Last but not least, white labels charge you for their services. If you feel like you pay too much for a product that doesn’t suit you anymore, explore the possibility of creating a booking platform with unique content and functionality tailored to your needs.

What to consider before going custom

Building your own travel platform requires significant investment in time and money. And, despite all the aforementioned benefits, it doesn’t always justify itself, especially if you take this step too early or without a clear product roadmap. Here, we share several lessons learned from our experience that will help you to stay on the safe side.

Start earning money sooner, and don’t strive for all the best at once

The primary purpose of any business is to earn money. The sooner it happens, the better. So, you can start by launching a simple but effective solution and gradually add new features and capabilities.

If you’re on a tight budget, don’t spend all of it on building one complex module. Probably, you’ll get the best-in-class tool, but it can’t generate income on its own without other components in place. In our practice, we dealt with a company that invested a lot into a sophisticated commission engine, but their business never took off since they paid little to no attention to other aspects. They could have gotten by with a more affordable technology, increasing its complexity as they grew.

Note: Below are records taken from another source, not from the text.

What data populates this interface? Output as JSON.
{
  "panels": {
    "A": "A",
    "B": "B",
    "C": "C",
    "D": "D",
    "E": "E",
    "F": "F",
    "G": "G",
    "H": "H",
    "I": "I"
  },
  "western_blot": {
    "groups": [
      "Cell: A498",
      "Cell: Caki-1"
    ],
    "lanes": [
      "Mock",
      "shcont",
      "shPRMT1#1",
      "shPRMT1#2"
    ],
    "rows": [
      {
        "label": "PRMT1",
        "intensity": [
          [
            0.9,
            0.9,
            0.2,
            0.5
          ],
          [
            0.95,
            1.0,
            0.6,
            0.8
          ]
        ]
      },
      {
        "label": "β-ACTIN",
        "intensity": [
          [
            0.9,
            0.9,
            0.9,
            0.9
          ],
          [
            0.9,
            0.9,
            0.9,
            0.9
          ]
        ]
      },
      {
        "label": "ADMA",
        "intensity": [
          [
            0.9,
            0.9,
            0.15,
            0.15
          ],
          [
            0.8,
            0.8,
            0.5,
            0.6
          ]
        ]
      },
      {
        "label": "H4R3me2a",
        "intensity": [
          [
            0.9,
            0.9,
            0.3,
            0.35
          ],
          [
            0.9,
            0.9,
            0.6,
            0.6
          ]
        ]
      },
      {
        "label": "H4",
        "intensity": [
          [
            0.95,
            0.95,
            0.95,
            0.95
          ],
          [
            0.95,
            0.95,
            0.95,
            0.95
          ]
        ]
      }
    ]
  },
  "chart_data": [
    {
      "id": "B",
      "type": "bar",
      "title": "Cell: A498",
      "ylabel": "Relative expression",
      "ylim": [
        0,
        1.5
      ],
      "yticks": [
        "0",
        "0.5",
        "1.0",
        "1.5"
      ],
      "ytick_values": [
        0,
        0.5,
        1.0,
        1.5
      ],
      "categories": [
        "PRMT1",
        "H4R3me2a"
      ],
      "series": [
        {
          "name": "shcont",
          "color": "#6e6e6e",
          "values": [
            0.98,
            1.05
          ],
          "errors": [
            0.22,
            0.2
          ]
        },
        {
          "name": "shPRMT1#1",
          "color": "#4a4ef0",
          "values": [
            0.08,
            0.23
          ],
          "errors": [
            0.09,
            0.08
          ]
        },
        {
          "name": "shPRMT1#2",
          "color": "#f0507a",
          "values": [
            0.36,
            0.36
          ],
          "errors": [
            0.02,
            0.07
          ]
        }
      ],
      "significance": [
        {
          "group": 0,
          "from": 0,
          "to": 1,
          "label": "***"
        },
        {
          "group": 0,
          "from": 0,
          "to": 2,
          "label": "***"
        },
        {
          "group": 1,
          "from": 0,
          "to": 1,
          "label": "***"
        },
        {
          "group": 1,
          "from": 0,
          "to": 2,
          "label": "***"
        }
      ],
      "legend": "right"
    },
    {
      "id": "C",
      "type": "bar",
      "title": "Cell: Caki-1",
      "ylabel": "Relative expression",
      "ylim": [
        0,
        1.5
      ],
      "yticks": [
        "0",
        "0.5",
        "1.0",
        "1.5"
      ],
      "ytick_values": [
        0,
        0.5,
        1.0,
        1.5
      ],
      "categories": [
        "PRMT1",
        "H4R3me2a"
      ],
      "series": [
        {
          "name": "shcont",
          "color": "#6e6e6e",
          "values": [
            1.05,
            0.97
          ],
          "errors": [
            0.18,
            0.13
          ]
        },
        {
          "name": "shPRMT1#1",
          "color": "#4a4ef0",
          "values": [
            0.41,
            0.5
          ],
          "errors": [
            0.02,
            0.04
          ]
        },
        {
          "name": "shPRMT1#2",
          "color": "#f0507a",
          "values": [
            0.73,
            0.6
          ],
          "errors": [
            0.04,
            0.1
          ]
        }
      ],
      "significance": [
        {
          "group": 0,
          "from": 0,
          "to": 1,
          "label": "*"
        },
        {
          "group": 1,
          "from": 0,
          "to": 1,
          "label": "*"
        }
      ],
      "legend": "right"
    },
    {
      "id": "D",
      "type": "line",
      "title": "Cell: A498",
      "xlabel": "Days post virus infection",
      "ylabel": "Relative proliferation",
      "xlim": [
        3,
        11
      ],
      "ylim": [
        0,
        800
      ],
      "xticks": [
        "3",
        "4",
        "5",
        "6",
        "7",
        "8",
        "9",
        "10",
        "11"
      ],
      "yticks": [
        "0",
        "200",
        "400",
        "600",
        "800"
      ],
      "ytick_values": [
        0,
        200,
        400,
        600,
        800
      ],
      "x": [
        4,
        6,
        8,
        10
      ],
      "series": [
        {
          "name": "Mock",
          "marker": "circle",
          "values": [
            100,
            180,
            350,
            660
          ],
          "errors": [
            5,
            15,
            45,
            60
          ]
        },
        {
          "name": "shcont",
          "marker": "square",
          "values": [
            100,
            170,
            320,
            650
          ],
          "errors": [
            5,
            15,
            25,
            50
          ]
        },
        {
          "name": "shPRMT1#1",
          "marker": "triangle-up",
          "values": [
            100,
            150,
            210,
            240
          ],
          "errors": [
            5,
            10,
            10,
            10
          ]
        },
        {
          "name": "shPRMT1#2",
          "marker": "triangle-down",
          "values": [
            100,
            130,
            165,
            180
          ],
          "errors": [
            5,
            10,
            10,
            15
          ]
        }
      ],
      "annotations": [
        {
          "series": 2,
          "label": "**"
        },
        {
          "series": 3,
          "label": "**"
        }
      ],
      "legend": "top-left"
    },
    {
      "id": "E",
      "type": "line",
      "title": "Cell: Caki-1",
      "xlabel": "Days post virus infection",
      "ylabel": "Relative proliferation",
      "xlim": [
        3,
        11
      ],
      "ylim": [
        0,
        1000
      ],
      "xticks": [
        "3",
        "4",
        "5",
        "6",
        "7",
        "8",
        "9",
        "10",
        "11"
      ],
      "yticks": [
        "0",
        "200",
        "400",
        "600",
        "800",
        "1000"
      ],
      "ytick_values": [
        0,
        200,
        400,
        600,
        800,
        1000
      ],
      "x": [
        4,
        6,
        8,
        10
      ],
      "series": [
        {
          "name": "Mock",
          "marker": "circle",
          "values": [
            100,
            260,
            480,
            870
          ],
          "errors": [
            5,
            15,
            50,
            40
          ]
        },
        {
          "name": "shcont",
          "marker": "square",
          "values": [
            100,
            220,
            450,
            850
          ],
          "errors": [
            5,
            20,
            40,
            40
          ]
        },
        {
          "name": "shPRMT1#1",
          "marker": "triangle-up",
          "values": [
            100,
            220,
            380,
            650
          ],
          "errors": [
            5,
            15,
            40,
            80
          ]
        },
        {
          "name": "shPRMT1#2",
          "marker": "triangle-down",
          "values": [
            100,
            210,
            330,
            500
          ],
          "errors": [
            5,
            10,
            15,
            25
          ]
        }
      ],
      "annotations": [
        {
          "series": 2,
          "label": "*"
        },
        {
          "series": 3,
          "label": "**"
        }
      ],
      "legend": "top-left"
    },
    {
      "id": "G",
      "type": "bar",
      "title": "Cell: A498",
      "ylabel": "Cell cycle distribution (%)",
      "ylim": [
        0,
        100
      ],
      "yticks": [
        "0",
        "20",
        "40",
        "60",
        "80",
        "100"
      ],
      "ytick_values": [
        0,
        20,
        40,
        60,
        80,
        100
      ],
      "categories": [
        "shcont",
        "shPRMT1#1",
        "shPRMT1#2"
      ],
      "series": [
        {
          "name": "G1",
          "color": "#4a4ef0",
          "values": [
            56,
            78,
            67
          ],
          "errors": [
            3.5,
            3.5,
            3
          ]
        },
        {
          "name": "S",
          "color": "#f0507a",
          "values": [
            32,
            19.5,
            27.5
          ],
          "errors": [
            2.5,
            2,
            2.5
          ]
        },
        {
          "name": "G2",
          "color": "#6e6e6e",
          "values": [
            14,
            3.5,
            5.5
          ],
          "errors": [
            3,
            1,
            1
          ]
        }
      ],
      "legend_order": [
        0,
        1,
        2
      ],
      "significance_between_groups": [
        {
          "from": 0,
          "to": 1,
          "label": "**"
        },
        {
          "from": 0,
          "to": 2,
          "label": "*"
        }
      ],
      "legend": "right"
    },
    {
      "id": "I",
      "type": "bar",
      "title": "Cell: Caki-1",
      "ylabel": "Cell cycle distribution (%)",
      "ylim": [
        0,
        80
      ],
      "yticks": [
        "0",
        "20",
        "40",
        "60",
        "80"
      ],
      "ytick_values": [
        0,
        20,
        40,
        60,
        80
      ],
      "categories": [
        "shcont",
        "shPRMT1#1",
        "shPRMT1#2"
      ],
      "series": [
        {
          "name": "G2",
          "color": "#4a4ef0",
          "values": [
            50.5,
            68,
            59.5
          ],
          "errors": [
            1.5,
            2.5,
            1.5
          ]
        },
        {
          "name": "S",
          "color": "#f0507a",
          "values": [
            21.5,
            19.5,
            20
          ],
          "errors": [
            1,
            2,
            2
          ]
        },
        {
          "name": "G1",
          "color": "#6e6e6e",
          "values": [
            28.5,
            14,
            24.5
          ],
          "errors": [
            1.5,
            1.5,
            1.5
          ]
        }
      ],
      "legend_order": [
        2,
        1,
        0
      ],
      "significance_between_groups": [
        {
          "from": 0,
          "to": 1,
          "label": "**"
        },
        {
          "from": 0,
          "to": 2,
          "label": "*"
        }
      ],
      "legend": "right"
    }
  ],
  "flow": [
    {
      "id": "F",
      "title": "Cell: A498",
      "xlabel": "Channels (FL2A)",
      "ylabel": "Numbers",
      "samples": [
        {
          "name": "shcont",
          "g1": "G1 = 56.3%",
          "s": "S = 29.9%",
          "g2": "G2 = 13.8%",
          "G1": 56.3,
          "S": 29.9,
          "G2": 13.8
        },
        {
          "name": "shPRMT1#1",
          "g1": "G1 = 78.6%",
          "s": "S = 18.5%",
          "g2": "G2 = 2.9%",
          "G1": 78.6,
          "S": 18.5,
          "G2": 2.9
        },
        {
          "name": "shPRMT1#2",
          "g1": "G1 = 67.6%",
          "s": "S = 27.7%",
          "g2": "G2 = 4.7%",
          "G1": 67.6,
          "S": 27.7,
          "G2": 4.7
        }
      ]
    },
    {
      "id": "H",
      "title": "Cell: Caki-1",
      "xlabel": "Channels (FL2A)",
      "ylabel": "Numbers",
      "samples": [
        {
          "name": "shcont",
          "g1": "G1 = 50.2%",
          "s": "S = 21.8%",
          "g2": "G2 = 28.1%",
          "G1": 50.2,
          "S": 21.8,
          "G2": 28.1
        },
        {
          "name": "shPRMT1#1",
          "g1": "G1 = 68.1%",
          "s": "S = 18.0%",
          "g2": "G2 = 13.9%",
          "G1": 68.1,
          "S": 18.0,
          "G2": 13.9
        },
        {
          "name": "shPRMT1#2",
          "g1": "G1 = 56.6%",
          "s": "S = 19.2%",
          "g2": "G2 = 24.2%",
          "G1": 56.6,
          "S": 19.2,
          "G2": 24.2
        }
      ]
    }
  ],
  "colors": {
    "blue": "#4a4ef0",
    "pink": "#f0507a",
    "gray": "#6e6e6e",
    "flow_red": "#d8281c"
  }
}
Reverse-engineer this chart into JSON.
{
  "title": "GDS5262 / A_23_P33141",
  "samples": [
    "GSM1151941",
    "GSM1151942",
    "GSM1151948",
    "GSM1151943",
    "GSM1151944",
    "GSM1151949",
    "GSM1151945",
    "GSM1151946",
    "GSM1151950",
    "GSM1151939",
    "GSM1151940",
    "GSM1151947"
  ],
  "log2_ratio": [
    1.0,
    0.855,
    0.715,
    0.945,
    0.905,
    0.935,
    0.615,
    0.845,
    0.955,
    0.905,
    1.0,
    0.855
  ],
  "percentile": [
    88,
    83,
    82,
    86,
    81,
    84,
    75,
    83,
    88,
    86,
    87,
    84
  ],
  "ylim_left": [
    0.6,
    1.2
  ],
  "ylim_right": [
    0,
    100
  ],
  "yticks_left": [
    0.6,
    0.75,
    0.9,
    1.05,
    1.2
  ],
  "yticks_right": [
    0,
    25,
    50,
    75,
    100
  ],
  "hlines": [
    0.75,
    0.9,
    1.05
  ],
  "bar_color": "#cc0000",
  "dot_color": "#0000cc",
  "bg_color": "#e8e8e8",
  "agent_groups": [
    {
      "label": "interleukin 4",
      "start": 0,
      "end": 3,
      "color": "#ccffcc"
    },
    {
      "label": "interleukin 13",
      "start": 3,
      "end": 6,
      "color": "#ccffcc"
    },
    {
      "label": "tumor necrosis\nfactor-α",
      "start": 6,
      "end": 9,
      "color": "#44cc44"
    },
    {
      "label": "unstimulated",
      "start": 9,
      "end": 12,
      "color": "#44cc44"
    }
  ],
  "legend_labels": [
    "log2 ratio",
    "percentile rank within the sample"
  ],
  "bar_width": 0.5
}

Another mistake we encountered was launching a booking platform before setting up markups. The website showed the prices from suppliers, which was good for travelers but didn’t bring any profit to the OTA. This happened because their tech partner’s goal was to go live as soon as possible, while the agency’s financial interests were totally missed.

If you have any doubts, do a deep feasibility study

Thoroughly analyze the viability of your project from different perspectives, considering expected financial benefits, technical challenges, operational changes, and regulatory requirements. Our team always does a technical feasibility study for our partners, assessing if a solution they want can be built at all with available tools, experts, and budget. Sometimes, we even talk our clients out of custom development, instead finding more acceptable white-label options for them.